| name | skill-optimizer |
| description | SkillOpt-flavored offline training loop for any SKILL.md. Treats accumulated learn-rule corrections as training trajectories, proposes bounded patches via an optimizer LLM, gates each candidate against a held-out validation set built from the user's own past corrections, and ships only candidates that demonstrably improve the score. Inspired by Microsoft SkillOpt's ReflACT pipeline (rollout → reflect → aggregate → select → update → evaluate) adapted to pro-workflow's SQLite store. Use when a skill has accumulated 8+ learn-rule rows and the user wants the skill itself to get better, not just longer. |
Skill Optimizer
Train an existing SKILL.md the way a deep-learning optimizer trains weights: via rollouts, gradient-like reflections, validation-gated acceptance. No model retraining; only the skill markdown changes.
When to use
Use this skill when:
- A pro-workflow skill has accumulated 8+ learn-rule rows for it
- The user reports the skill is "getting bloated" or "rules keep being repeated"
- The user wants offline, budget-capped improvement over multiple sessions
Do not use when:
- Skill has fewer than 8 trajectories (nothing to learn from)
- The user wants real-time edits (this is offline, single-shot)
- No
ANTHROPIC_API_KEY (or equivalent provider key) is available
Architecture (mirrors SkillOpt's six-stage loop)
rollout pull recent learnings from SQLite (existing learn-rule rows)
reflect optimizer LLM analyzes a minibatch, proposes add/delete/replace patches
aggregate vote-merge patches across minibatches
select clip by LR budget (default: 3 adds, 2 deletes, 3 replaces per step)
update apply selected patches to a candidate skill content
evaluate evaluator LLM scores candidate against held-out validation items
gate accept candidate only if weighted score >= current + acceptThreshold
slow update at epoch boundary, consolidate accepted edits into a coherent rewrite
Failed candidates are stored in a rejection buffer and fed back to the next reflect step so the optimizer doesn't propose the same patch twice.
Run it
/skill-optimize <slug> [options]
Options (all optional; sensible defaults shown):
| Flag | Default | Notes |
|---|
--epochs N | 3 | Outer loop count |
--batch-size N | 8 | Trajectories per minibatch |
--minibatches N | 2 | Minibatches per epoch |
--holdout N | 6 | Validation items reserved (max ~25% of trajectories) |
--budget-usd X | 0.50 | Hard cap; loop aborts when spent |
--optimizer-model M | claude-sonnet-4-6 | Reflect + slow-update model |
--evaluator-model M | claude-haiku-4-5-20251001 | Gate model (cheaper) |
--max-adds N | 3 | LR budget per step |
--max-deletes N | 2 | |
--max-replaces N | 3 | |
--accept-threshold X | 0.0 | Minimum score delta to accept candidate |
--max-skill-tokens N | 2000 | Hard cap on candidate length |
--slow-every N | 2 | Epochs between consolidation passes |
--json | off | Machine-readable output |
Kill switch: touch ~/.pro-workflow/STOP aborts the loop between steps.
Output
- Candidate accepted → SKILL.md overwritten, hash stamp appended in HTML comment
- Run details persist in
optimization_runs, optimization_candidates, optimization_patches, optimization_rejections
- Validation set persists in
optimization_validation (reusable across runs)
Inspect after:
sqlite3 ~/.pro-workflow/data.db "SELECT id, skill_slug, initial_score, best_score, accepted_steps, rejected_steps, spent_usd FROM optimization_runs ORDER BY id DESC LIMIT 5"
Rules
- Validation set is frozen at run start.
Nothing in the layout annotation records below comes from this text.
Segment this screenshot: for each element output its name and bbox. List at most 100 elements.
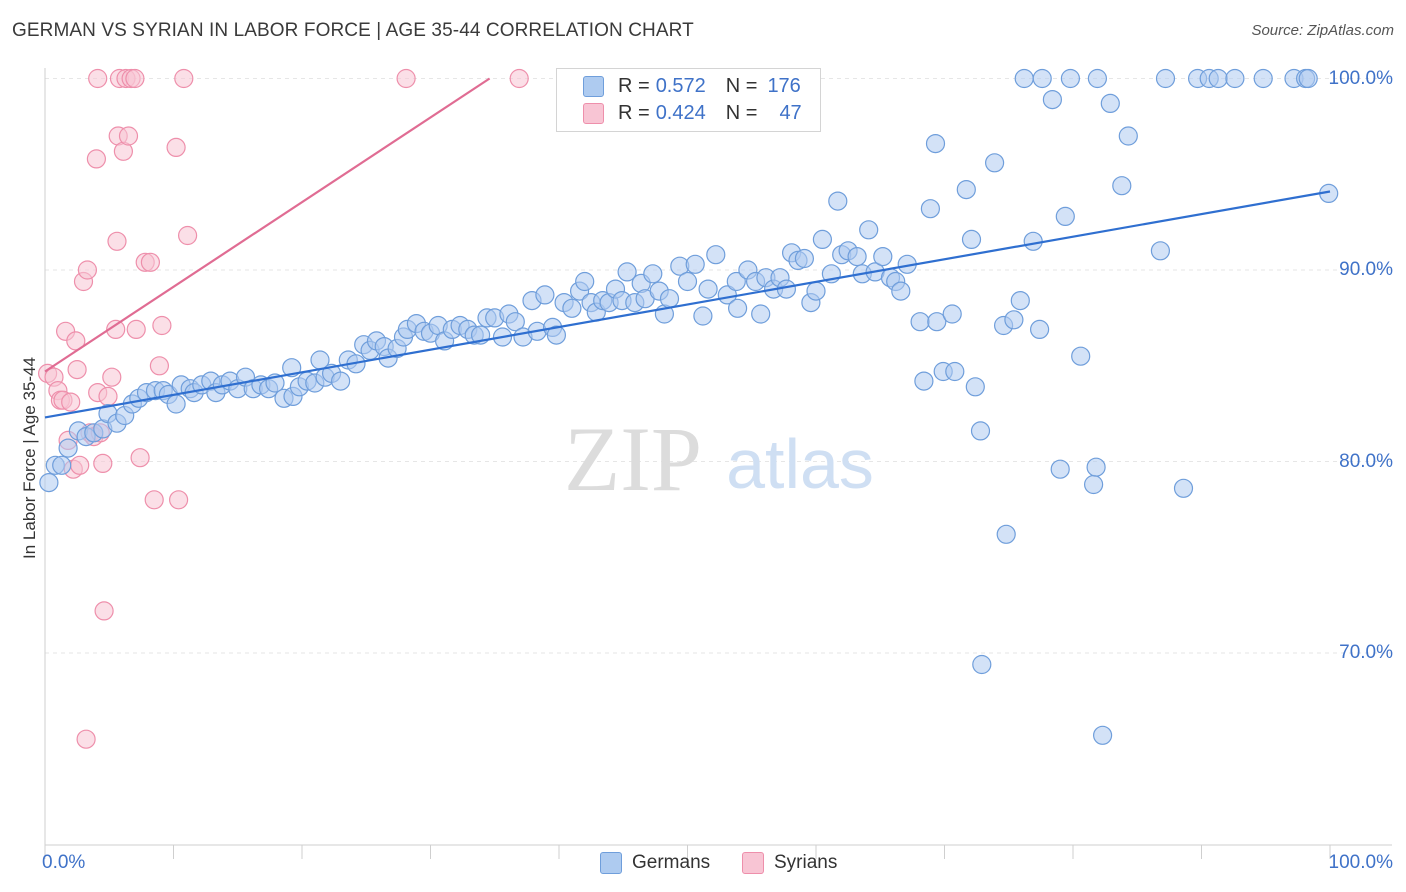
syrian-point (61, 392, 81, 412)
syrian-point (126, 319, 146, 339)
syrian-point (98, 386, 118, 406)
german-point (1112, 176, 1132, 196)
syrian-point (509, 68, 529, 89)
legend-item-syrians[interactable]: Syrians (742, 852, 837, 874)
german-trend-line (44, 190, 1331, 419)
german-point (535, 285, 555, 305)
syrian-point (88, 68, 108, 89)
syrian-points (37, 68, 529, 749)
legend-row-germans: R = 0.572 N = 176 (583, 73, 801, 99)
german-point (1083, 474, 1104, 495)
german-point (970, 421, 991, 441)
legend-n-value-syrians: 47 (779, 101, 802, 124)
german-point (972, 654, 992, 675)
german-point (873, 247, 893, 267)
german-point (812, 229, 833, 249)
german-point (961, 229, 982, 249)
syrian-point (149, 356, 169, 376)
y-tick-label-80: 80.0% (1339, 450, 1393, 472)
german-point (39, 473, 59, 493)
legend-r-label: R = (618, 101, 650, 124)
german-point (698, 279, 718, 299)
german-point (847, 247, 867, 267)
german-point (1086, 457, 1106, 477)
syrian-point (152, 315, 172, 336)
german-point (1023, 231, 1043, 251)
source-label: Source: ZipAtlas.com (1251, 22, 1394, 39)
syrian-point (174, 68, 194, 89)
syrian-trend-line (44, 77, 491, 373)
legend-r-value-syrians: 0.424 (655, 101, 706, 124)
german-point (546, 325, 567, 345)
german-point (1208, 68, 1228, 89)
syrian-point (102, 367, 122, 387)
german-point (1155, 68, 1176, 89)
german-point (1100, 93, 1120, 114)
german-point (1253, 68, 1273, 89)
german-point (52, 455, 72, 475)
german-point (751, 304, 771, 324)
german-point (914, 371, 934, 391)
german-point (1118, 126, 1138, 146)
legend-r-label: R = (618, 74, 650, 97)
chart-title: GERMAN VS SYRIAN IN LABOR FORCE | AGE 35… (12, 20, 694, 41)
syrian-point (94, 601, 114, 621)
german-point (1173, 478, 1194, 498)
german-point (1042, 89, 1063, 110)
syrian-point (86, 149, 107, 169)
german-point (58, 438, 78, 458)
legend-swatch-syrians (742, 852, 764, 874)
german-point (1010, 291, 1030, 311)
german-point (984, 153, 1005, 173)
syrian-point (166, 137, 186, 157)
syrian-point (144, 490, 164, 510)
syrian-point (130, 448, 150, 468)
german-point (925, 134, 946, 154)
x-tick-label-right: 100.0% (1328, 852, 1393, 873)
legend-swatch-germans (600, 852, 622, 874)
syrian-point (106, 319, 126, 339)
german-point (920, 199, 941, 219)
german-point (1050, 459, 1070, 479)
german-point (575, 271, 595, 292)
german-point (726, 271, 746, 292)
german-point (965, 377, 985, 397)
german-point (1092, 725, 1113, 745)
syrian-point (67, 360, 87, 380)
syrian-point (70, 455, 90, 475)
german-point (927, 312, 947, 332)
legend-item-germans[interactable]: Germans (600, 852, 710, 874)
german-point (1060, 68, 1081, 89)
german-point (910, 312, 930, 332)
legend-row-syrians: R = 0.424 N = 47 (583, 100, 802, 126)
y-axis-label: In Labor Force | Age 35-44 (20, 357, 39, 559)
german-point (828, 191, 848, 211)
german-point (677, 271, 698, 292)
grid-layer (45, 78, 1392, 654)
german-point (806, 281, 826, 301)
syrian-point (77, 260, 98, 280)
watermark-zip: ZIP (564, 408, 702, 510)
german-point (956, 180, 976, 200)
german-point (1071, 346, 1091, 366)
syrian-point (125, 68, 145, 89)
series-legend: Germans Syrians (0, 852, 1406, 878)
syrian-point (76, 729, 96, 749)
german-point (891, 281, 911, 301)
german-point (706, 245, 726, 265)
legend-label-syrians: Syrians (774, 852, 838, 873)
german-point (945, 361, 965, 382)
syrian-point (396, 68, 416, 89)
legend-r-value-germans: 0.572 (655, 74, 706, 97)
german-point (727, 298, 748, 318)
german-point (1014, 68, 1034, 89)
axis-layer (44, 68, 1392, 859)
german-points (39, 68, 1339, 745)
legend-n-label: N = (725, 101, 758, 124)
y-tick-label-100: 100.0% (1328, 67, 1393, 89)
german-point (693, 306, 713, 326)
y-tick-label-90: 90.0% (1339, 259, 1393, 280)
german-point (643, 264, 663, 284)
german-point (859, 220, 879, 240)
Never re-derive from new corrections mid-run.
- One candidate per step. No parallel branches.
- Slow-update output is itself a candidate; it must pass the gate to replace the best.
- The optimizer LLM and evaluator LLM may be different models. Mixing a strong optimizer with a cheap evaluator is the SkillOpt-recommended config.
- If
spent_usd >= budget_usd at any step boundary, the loop ends with stopped_reason="budget exhausted".
- Patches whose anchor is no longer present in the skill (because a prior patch in the same step removed it) are recorded as rejected with reason
anchor_missing.
Provenance
Inspired by Microsoft SkillOpt (arXiv:2605.23904). The six-stage rollout/reflect/aggregate/select/update/evaluate pipeline, LR budget, rejection buffer, and slow / meta update mechanics are adapted to pro-workflow's existing SQLite + learn-rule data plane. No SkillOpt code is reused. "ReflACT" is not a SkillOpt term and is not used here; the loop is referred to by stage names only.